Judge Ted Woodward ordered the builder, LU Simon, to pay more than A$5.7 million in damages to apartment owners.
However, the architect, fire engineer and building certifier who worked on the project will pay most of that to LU Simon, after Judge Woodward found they had breached contractual obligations.
Fire engineer Thomas Nicholas was ordered to pay 39 per cent of the damages, building surveyor Gardner Group 35 per cent and architects Elenberg Fraser 25 per cent. The builder is liable to pay 3 per cent of the damages.
The Australian Institute of Architects said the decision highlights the paramount importance of people’s safety in the built environment.
National President Clare Cousins said the Lacrosse fire has been a catalyst for important reviews into building regulation in Australia and their recommendations should be adopted.
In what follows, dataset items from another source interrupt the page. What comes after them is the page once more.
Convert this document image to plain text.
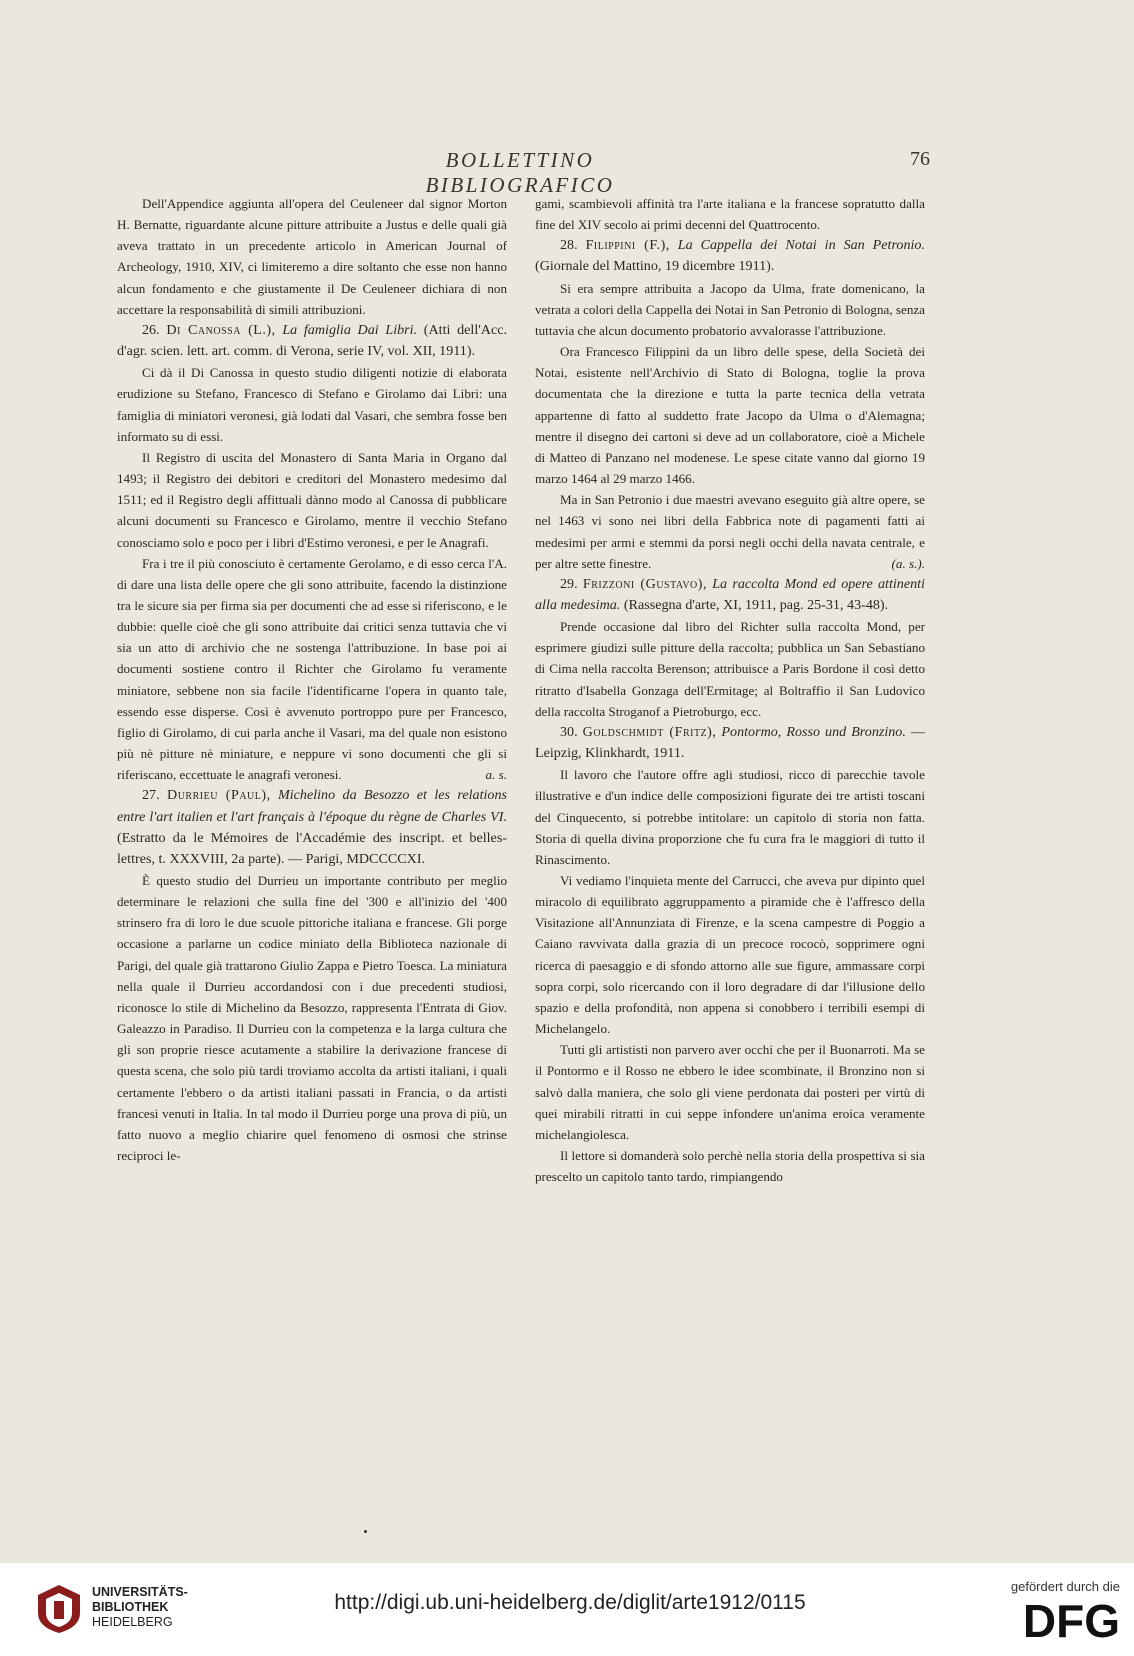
BOLLETTINO BIBLIOGRAFICO
76

Dell'Appendice aggiunta all'opera del Ceuleneer dal signor Morton H. Bernatte, riguardante alcune pitture attribuite a Justus e delle quali già aveva trattato in un precedente articolo in American Journal of Archeology, 1910, XIV, ci limiteremo a dire soltanto che esse non hanno alcun fondamento e che giustamente il De Ceuleneer dichiara di non accettare la responsabilità di simili attribuzioni.

26. Di Canossa (L.), La famiglia Dai Libri. (Atti dell'Acc. d'agr. scien. lett. art. comm. di Verona, serie IV, vol. XII, 1911).

Ci dà il Di Canossa in questo studio diligenti notizie di elaborata erudizione su Stefano, Francesco di Stefano e Girolamo dai Libri: una famiglia di miniatori veronesi, già lodati dal Vasari, che sembra fosse ben informato su di essi.

Il Registro di uscita del Monastero di Santa Maria in Organo dal 1493; il Registro dei debitori e creditori del Monastero medesimo dal 1511; ed il Registro degli affittuali dànno modo al Canossa di pubblicare alcuni documenti su Francesco e Girolamo, mentre il vecchio Stefano conosciamo solo e poco per i libri d'Estimo veronesi, e per le Anagrafi.

Fra i tre il più conosciuto è certamente Gerolamo, e di esso cerca l'A. di dare una lista delle opere che gli sono attribuite, facendo la distinzione tra le sicure sia per firma sia per documenti che ad esse si riferiscono, e le dubbie: quelle cioè che gli sono attribuite dai critici senza tuttavia che vi sia un atto di archivio che ne sostenga l'attribuzione. In base poi ai documenti sostiene contro il Richter che Girolamo fu veramente miniatore, sebbene non sia facile l'identificarne l'opera in quanto tale, essendo esse disperse. Così è avvenuto portroppo pure per Francesco, figlio di Girolamo, di cui parla anche il Vasari, ma del quale non esistono più nè pitture nè miniature, e neppure vi sono documenti che gli si riferiscano, eccettuate le anagrafi veronesi.	a. s.

27. Durrieu (Paul), Michelino da Besozzo et les relations entre l'art italien et l'art français à l'époque du règne de Charles VI. (Estratto da le Mémoires de l'Accadémie des inscript. et belles-lettres, t. XXXVIII, 2a parte). — Parigi, MDCCCCXI.

È questo studio del Durrieu un importante contributo per meglio determinare le relazioni che sulla fine del '300 e all'inizio del '400 strinsero fra di loro le due scuole pittoriche italiana e francese. Gli porge occasione a parlarne un codice miniato della Biblioteca nazionale di Parigi, del quale già trattarono Giulio Zappa e Pietro Toesca. La miniatura nella quale il Durrieu accordandosi con i due precedenti studiosi, riconosce lo stile di Michelino da Besozzo, rappresenta l'Entrata di Giov. Galeazzo in Paradiso. Il Durrieu con la competenza e la larga cultura che gli son proprie riesce acutamente a stabilire la derivazione francese di questa scena, che solo più tardi troviamo accolta da artisti italiani, i quali certamente l'ebbero o da artisti italiani passati in Francia, o da artisti francesi venuti in Italia. In tal modo il Durrieu porge una prova di più, un fatto nuovo a meglio chiarire quel fenomeno di osmosi che strinse reciproci le-

gami, scambievoli affinità tra l'arte italiana e la francese sopratutto dalla fine del XIV secolo ai primi decenni del Quattrocento.

28. Filippini (F.), La Cappella dei Notai in San Petronio. (Giornale del Mattino, 19 dicembre 1911).

Si era sempre attribuita a Jacopo da Ulma, frate domenicano, la vetrata a colori della Cappella dei Notai in San Petronio di Bologna, senza tuttavia che alcun documento probatorio avvalorasse l'attribuzione.

Ora Francesco Filippini da un libro delle spese, della Società dei Notai, esistente nell'Archivio di Stato di Bologna, toglie la prova documentata che la direzione e tutta la parte tecnica della vetrata appartenne di fatto al suddetto frate Jacopo da Ulma o d'Alemagna; mentre il disegno dei cartoni si deve ad un collaboratore, cioè a Michele di Matteo di Panzano nel modenese. Le spese citate vanno dal giorno 19 marzo 1464 al 29 marzo 1466.

Ma in San Petronio i due maestri avevano eseguito già altre opere, se nel 1463 vi sono nei libri della Fabbrica note di pagamenti fatti ai medesimi per armi e stemmi da porsi negli occhi della navata centrale, e per altre sette finestre.	(a. s.).

29. Frizzoni (Gustavo), La raccolta Mond ed opere attinenti alla medesima. (Rassegna d'arte, XI, 1911, pag. 25-31, 43-48).

Prende occasione dal libro del Richter sulla raccolta Mond, per esprimere giudizi sulle pitture della raccolta; pubblica un San Sebastiano di Cima nella raccolta Berenson; attribuisce a Paris Bordone il così detto ritratto d'Isabella Gonzaga dell'Ermitage; al Boltraffio il San Ludovico della raccolta Stroganof a Pietroburgo, ecc.

30. Goldschmidt (Fritz), Pontormo, Rosso und Bronzino. — Leipzig, Klinkhardt, 1911.

Il lavoro che l'autore offre agli studiosi, ricco di parecchie tavole illustrative e d'un indice delle composizioni figurate dei tre artisti toscani del Cinquecento, si potrebbe intitolare: un capitolo di storia non fatta. Storia di quella divina proporzione che fu cura fra le maggiori di tutto il Rinascimento.

Vi vediamo l'inquieta mente del Carrucci, che aveva pur dipinto quel miracolo di equilibrato aggruppamento a piramide che è l'affresco della Visitazione all'Annunziata di Firenze, e la scena campestre di Poggio a Caiano ravvivata dalla grazia di un precoce rococò, sopprimere ogni ricerca di paesaggio e di sfondo attorno alle sue figure, ammassare corpi sopra corpi, solo ricercando con il loro degradare di dar l'illusione dello spazio e della profondità, non appena si conobbero i terribili esempi di Michelangelo.

Tutti gli artististi non parvero aver occhi che per il Buonarroti. Ma se il Pontormo e il Rosso ne ebbero le idee scombinate, il Bronzino non si salvò dalla maniera, che solo gli viene perdonata dai posteri per virtù di quei mirabili ritratti in cui seppe infondere un'anima eroica veramente michelangiolesca.

Il lettore si domanderà solo perchè nella storia della prospettiva si sia prescelto un capitolo tanto tardo, rimpiangendo

UNIVERSITÄTS-
BIBLIOTHEK
HEIDELBERG
http://digi.ub.uni-heidelberg.de/diglit/arte1912/0115
gefördert durch die
DFG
“[The] VCAT ruling underscores that people’s safety must be of paramount concern in our buildings,” Ms Cousins said.
“It reinforces the need for reform to prevent a repetition of this type of event – or worse – in future.
Ms Cousins said this is a landmark decision with significant ramifications right across the building and construction sector.
“The Lacrosse fire alerted government, regulators and industry in the starkest terms to the dangers of aluminium composite cladding.
“It prompted multiple examinations into the safety of our buildings, not just here in Melbourne but right around the country.”
Last year’s Shergold-Weir report, Building Confidence, identified serious failures that are jeopardising public safety.
“We want to see measures put in place to rectify these failings and we repeat our call for governments to implement, in a nationally consistent way, every one of the 24 recommendations contained in that report.
Ms Cousins said like any other industry, building design and construction is constantly evolving and innovating, both in terms of practices but also the materials used. Therefore, the regulatory environment and the building practitioners who operate within it, including architects, must keep pace with these changes.
“That’s why we have been calling for the registration and regulation of other building practitioners in the same way architects have been for decades.”
Ms Cousins said the implications of the VCAT decision for the architectural profession will be carefully reviewed. It highlights a number of critical issues that have been a growing concern for architects for some time.
“Among these is the issue of non-conforming and non-complying building products and the issue of product substitution which formed the basis of a Senate Economics References Committee inquiry in 2017 that the Institute was actively involved in.”
“Changes to procurement practices and other factors have introduced a higher degree of risk in an already fraught environment and we are continuing to build the case for change on this front,” said Ms Cousins.
“The safety and quality of our buildings must be prioritised above cost alone – doing otherwise should no longer be countenanced as a viable option.”